As at Standing Rock in the United States, indigenous peoples refuse to give up their lands but are also mobilized to prevent the anarchic exploitation of resources – inherent in capitalism – destroying ecosystems, polluting soils and waters, degrading the health of the population... In Alberta, where the Oil Sands are exploited wantonly, First Nations must bring in bottled water while living on the edge of once pristine rivers, which are now polluted with lead and mercury.

Risks also comes from pipelines that cross their territories and expose them to gas and oil spills. In July 2017, a leak from a Husky Energy pipeline discharged more than 225,000 liters of oil into the North Saskatchewan River in the center of the country, leaving two towns and indigenous communities without running water several days.

In addition, the harassments are numerous. Seismic tests are performed along riverbanks and the West coast for oil or gas exploration. They consist of the emission of super-powerful sounds (290 decibels) under water, for given periods, every ten seconds, and 24 hours a day for five years. This is likely to kill marine mammals as well as the rest of the ecosystem and therefore the fishing that is essential for the survival of many Aboriginal communities.

Unfortunately, the numerous protests against these destructive and risk-generating projects are made on the petty-bourgeois grounds of native «nationalism» or ecology (sometimes with «socialist» fig leaf).

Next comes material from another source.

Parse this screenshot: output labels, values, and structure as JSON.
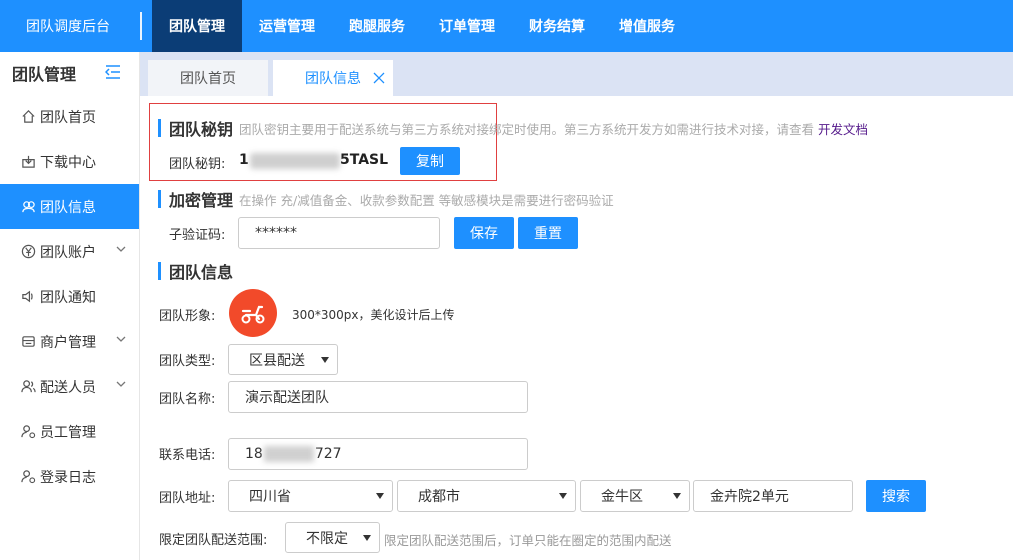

Indigenous peoples are not outside capitalist society, even if they are marginalized in it. The «First Nations» population, as in all nations, is divided into classes with different interests. There are proletarians who a few years ago waged big workers struggles. Well-integrated into the capitalist machine are many if not most Chiefs and a thin layer of sycophants. The disinherited indigenous populations will not be able to find a way out through a national union to create an independent or autonomous state, an objective of those bourgeois or petty-bourgeois layers who dream of exploiting the riches of the subsoil for their own profit. Their fate depends on the anti-capitalist struggle of the united proletarians of Canada and the world – above the barriers of ethnicity, language and nationality, origin and sex. Only this revolutionary struggle will succeed in destroying in a continuous revolutionary wave this despicable mode of production with its procession of misery and blood, to lay the foundations of a life and a society totally free from exploitation and oppression.

To put an end to capitalism, which is a criminal system that menaces the living conditions of proletarians, both workers and oppressed populations, but also directly threatens the survival of humanity, there is only one way out: the struggle for communism.